Aghast at what they considered a light sentence, some cyclists called for a protest ride through the county, but those plans were canceled at Browne-Gerner's behest. At the time, Browne-Gerner was asking a Monroe County circuit judge to order Dillenberger to pay $88,960 in restitution for medical expenses and lost wages. In January, the judge rejected her request because Illinois law, at the time of the incident, barred restitution in misdemeanor traffic cases.
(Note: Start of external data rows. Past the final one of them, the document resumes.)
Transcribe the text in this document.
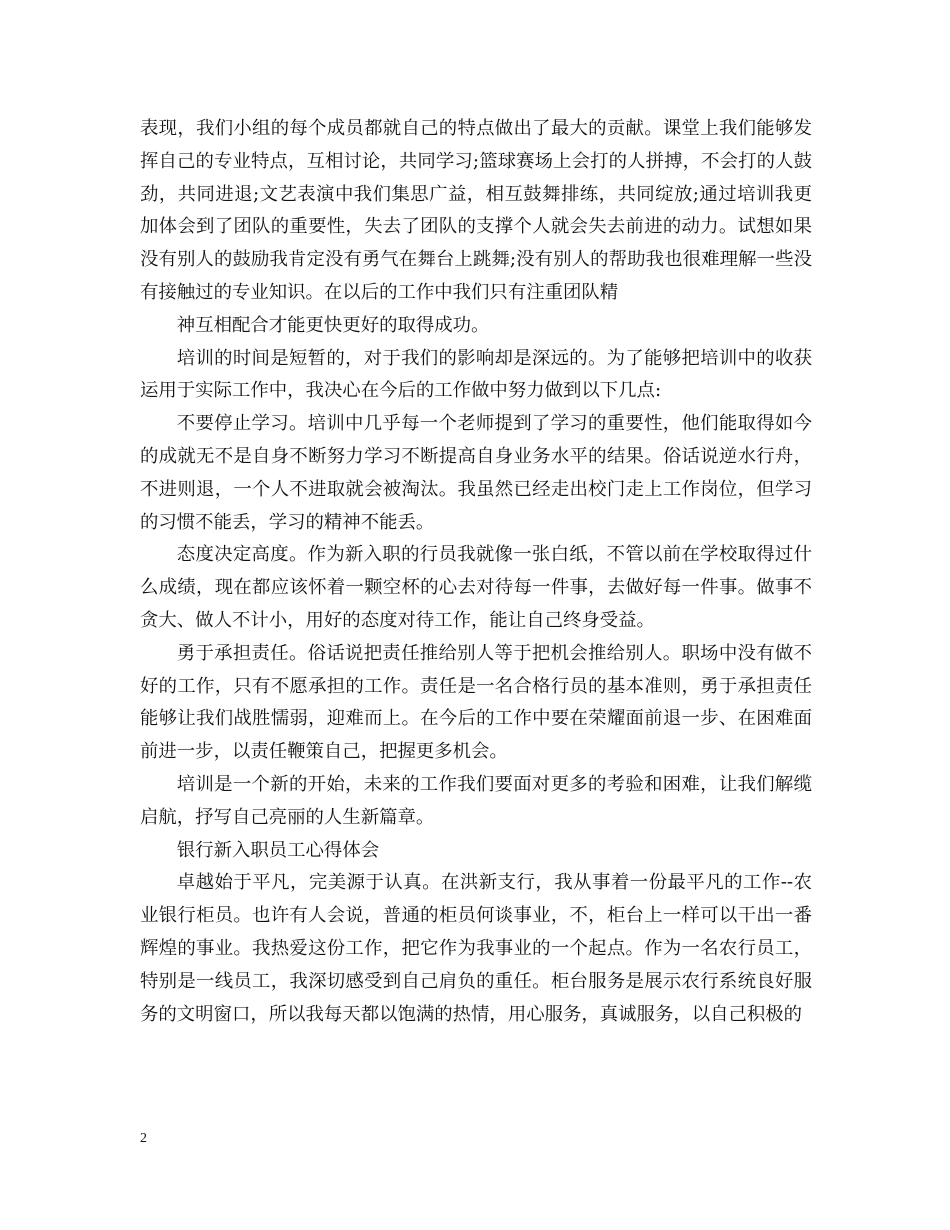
表现，我们小组的每个成员都就自己的特点做出了最大的贡献。课堂上我们能够发挥自己的专业特点，互相讨论，共同学习;篮球赛场上会打的人拼搏，不会打的人鼓劲，共同进退;文艺表演中我们集思广益，相互鼓舞排练，共同绽放;通过培训我更加体会到了团队的重要性，失去了团队的支撑个人就会失去前进的动力。试想如果没有别人的鼓励我肯定没有勇气在舞台上跳舞;没有别人的帮助我也很难理解一些没有接触过的专业知识。在以后的工作中我们只有注重团队精

神互相配合才能更快更好的取得成功。

培训的时间是短暂的，对于我们的影响却是深远的。为了能够把培训中的收获运用于实际工作中，我决心在今后的工作做中努力做到以下几点:

不要停止学习。培训中几乎每一个老师提到了学习的重要性，他们能取得如今的成就无不是自身不断努力学习不断提高自身业务水平的结果。俗话说逆水行舟，不进则退，一个人不进取就会被淘汰。我虽然已经走出校门走上工作岗位，但学习的习惯不能丢，学习的精神不能丢。

态度决定高度。作为新入职的行员我就像一张白纸，不管以前在学校取得过什么成绩，现在都应该怀着一颗空杯的心去对待每一件事，去做好每一件事。做事不贪大、做人不计小，用好的态度对待工作，能让自己终身受益。

勇于承担责任。俗话说把责任推给别人等于把机会推给别人。职场中没有做不好的工作，只有不愿承担的工作。责任是一名合格行员的基本准则，勇于承担责任能够让我们战胜懦弱，迎难而上。在今后的工作中要在荣耀面前退一步、在困难面前进一步，以责任鞭策自己，把握更多机会。

培训是一个新的开始，未来的工作我们要面对更多的考验和困难，让我们解缆启航，抒写自己亮丽的人生新篇章。

银行新入职员工心得体会

卓越始于平凡，完美源于认真。在洪新支行，我从事着一份最平凡的工作--农业银行柜员。也许有人会说，普通的柜员何谈事业，不，柜台上一样可以干出一番辉煌的事业。我热爱这份工作，把它作为我事业的一个起点。作为一名农行员工，特别是一线员工，我深切感受到自己肩负的重任。柜台服务是展示农行系统良好服务的文明窗口，所以我每天都以饱满的热情，用心服务，真诚服务，以自己积极的

2
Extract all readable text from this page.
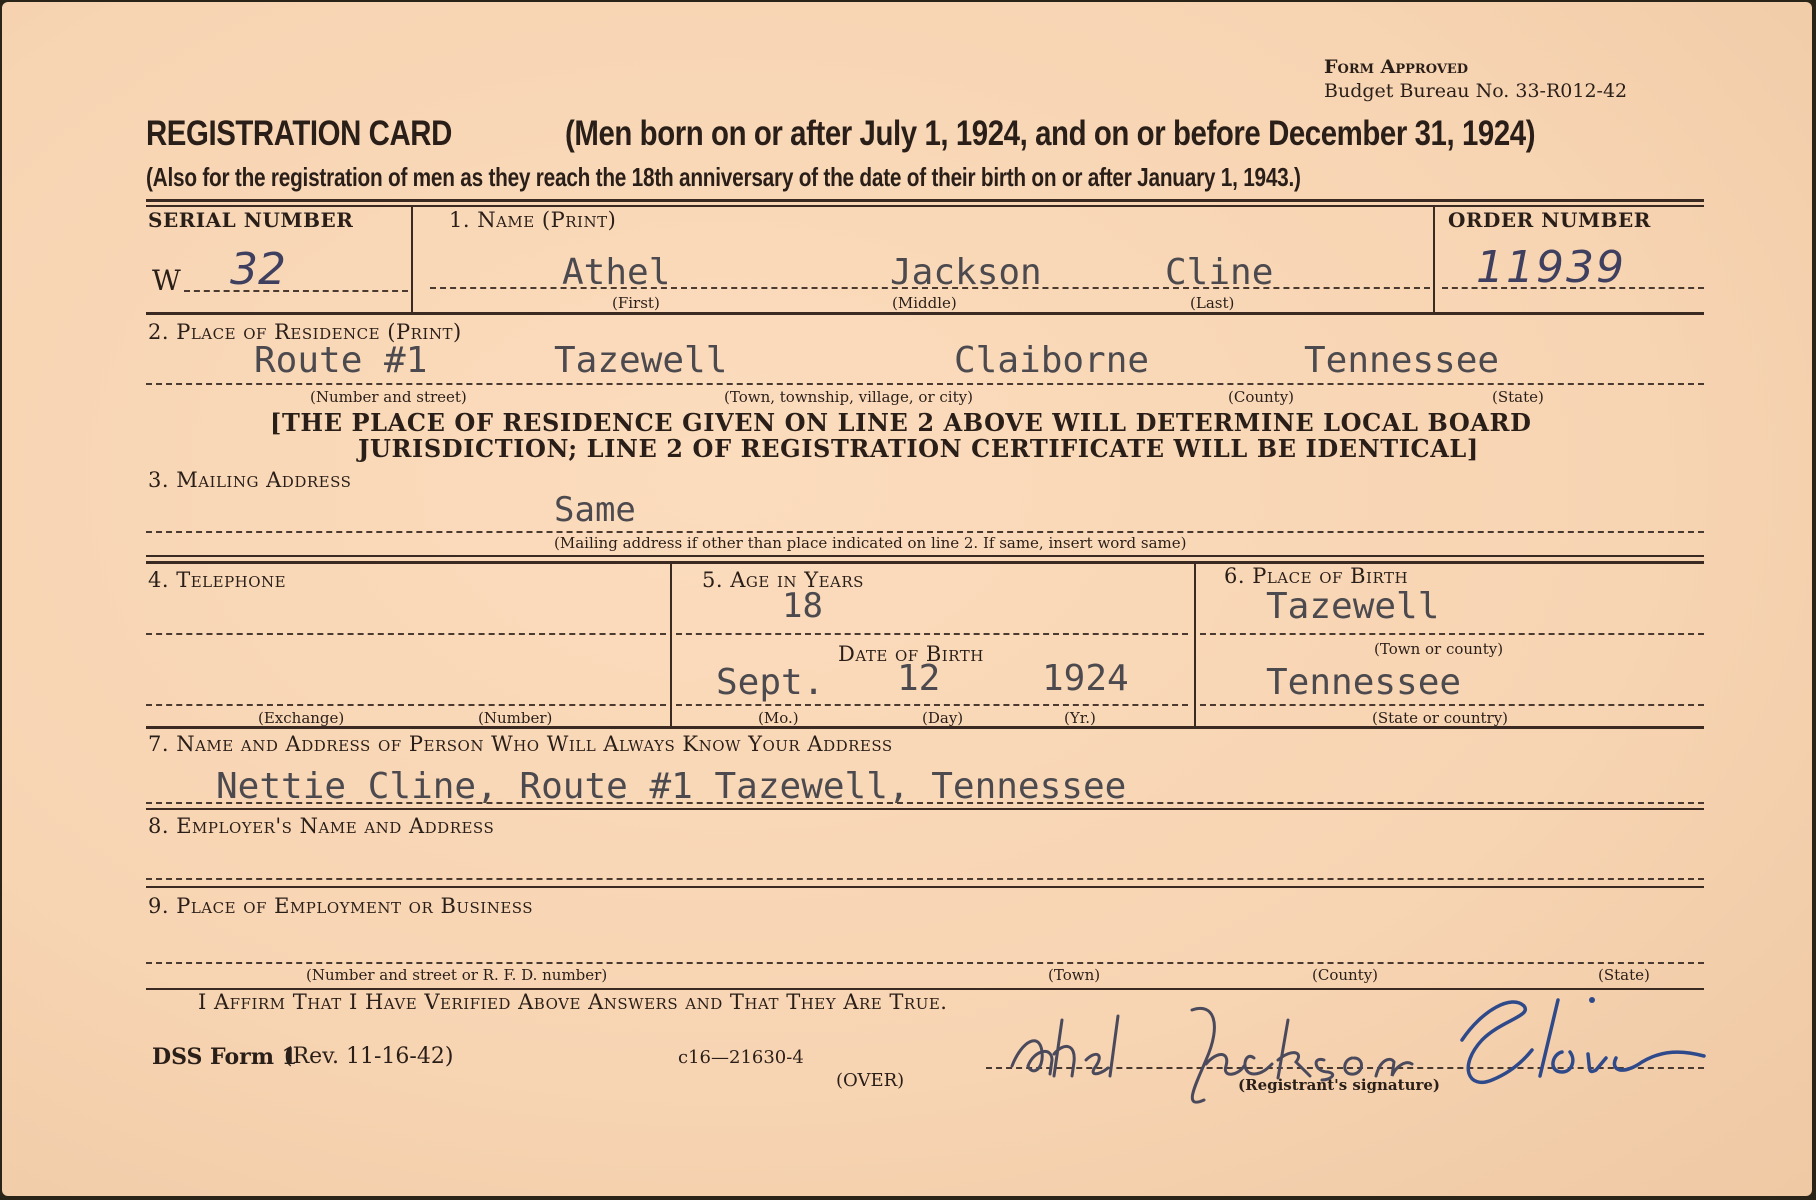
Form Approved
Budget Bureau No. 33-R012-42
REGISTRATION CARD	(Men born on or after July 1, 1924, and on or before December 31, 1924)
(Also for the registration of men as they reach the 18th anniversary of the date of their birth on or after January 1, 1943.)
SERIAL NUMBER
W 32
1. Name (Print)
Athel	Jackson	Cline
(First)	(Middle)	(Last)
ORDER NUMBER
11939
2. Place of Residence (Print)
Route #1	Tazewell	Claiborne	Tennessee
(Number and street)	(Town, township, village, or city)	(County)	(State)
[THE PLACE OF RESIDENCE GIVEN ON LINE 2 ABOVE WILL DETERMINE LOCAL BOARD
JURISDICTION; LINE 2 OF REGISTRATION CERTIFICATE WILL BE IDENTICAL]
3. Mailing Address
Same
(Mailing address if other than place indicated on line 2. If same, insert word same)
4. Telephone
(Exchange)	(Number)
5. Age in Years
18
Date of Birth
Sept. 12	1924
(Mo.)	(Day)	(Yr.)
6. Place of Birth
Tazewell
(Town or county)
Tennessee
(State or country)
7. Name and Address of Person Who Will Always Know Your Address
Nettie Cline, Route #1 Tazewell, Tennessee
8. Employer's Name and Address
9. Place of Employment or Business
(Number and street or R. F. D. number)	(Town)	(County)	(State)
I Affirm That I Have Verified Above Answers and That They Are True.
DSS Form 1
(Rev. 11-16-42)	c16—21630-4
(OVER)	(Registrant's signature)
Now Dillenberger is facing a lawsuit filed by Browne-Gerner, who is seeking more than $75,000. Rather than face a Monroe County jury, Browne-Gerner's attorney, Gregory Shevlin, sued Dillenberger in federal court in East St. Louis. A trial is set for December.
Citing the pending legal action, Shevlin and David Nester, Dillenberger's lawyer, declined to make their clients available for interviews.
Determined to show that what happened to Browne-Gerner was an anomaly, cyclists in May held what they dubbed a "harmony ride" through Monroe County to demonstrate that cyclists and motorists can get along. The ride drew more than 100 cyclists, and no problems were reported. Organizers urged cyclists to write "Harmony Ride" on dollar bills and spend them in local businesses to show that cyclists can boost the economy. None of those bills found their way to the Fountain Inn, where McClellan taped up his own dollar bill behind the bar to show what he thinks.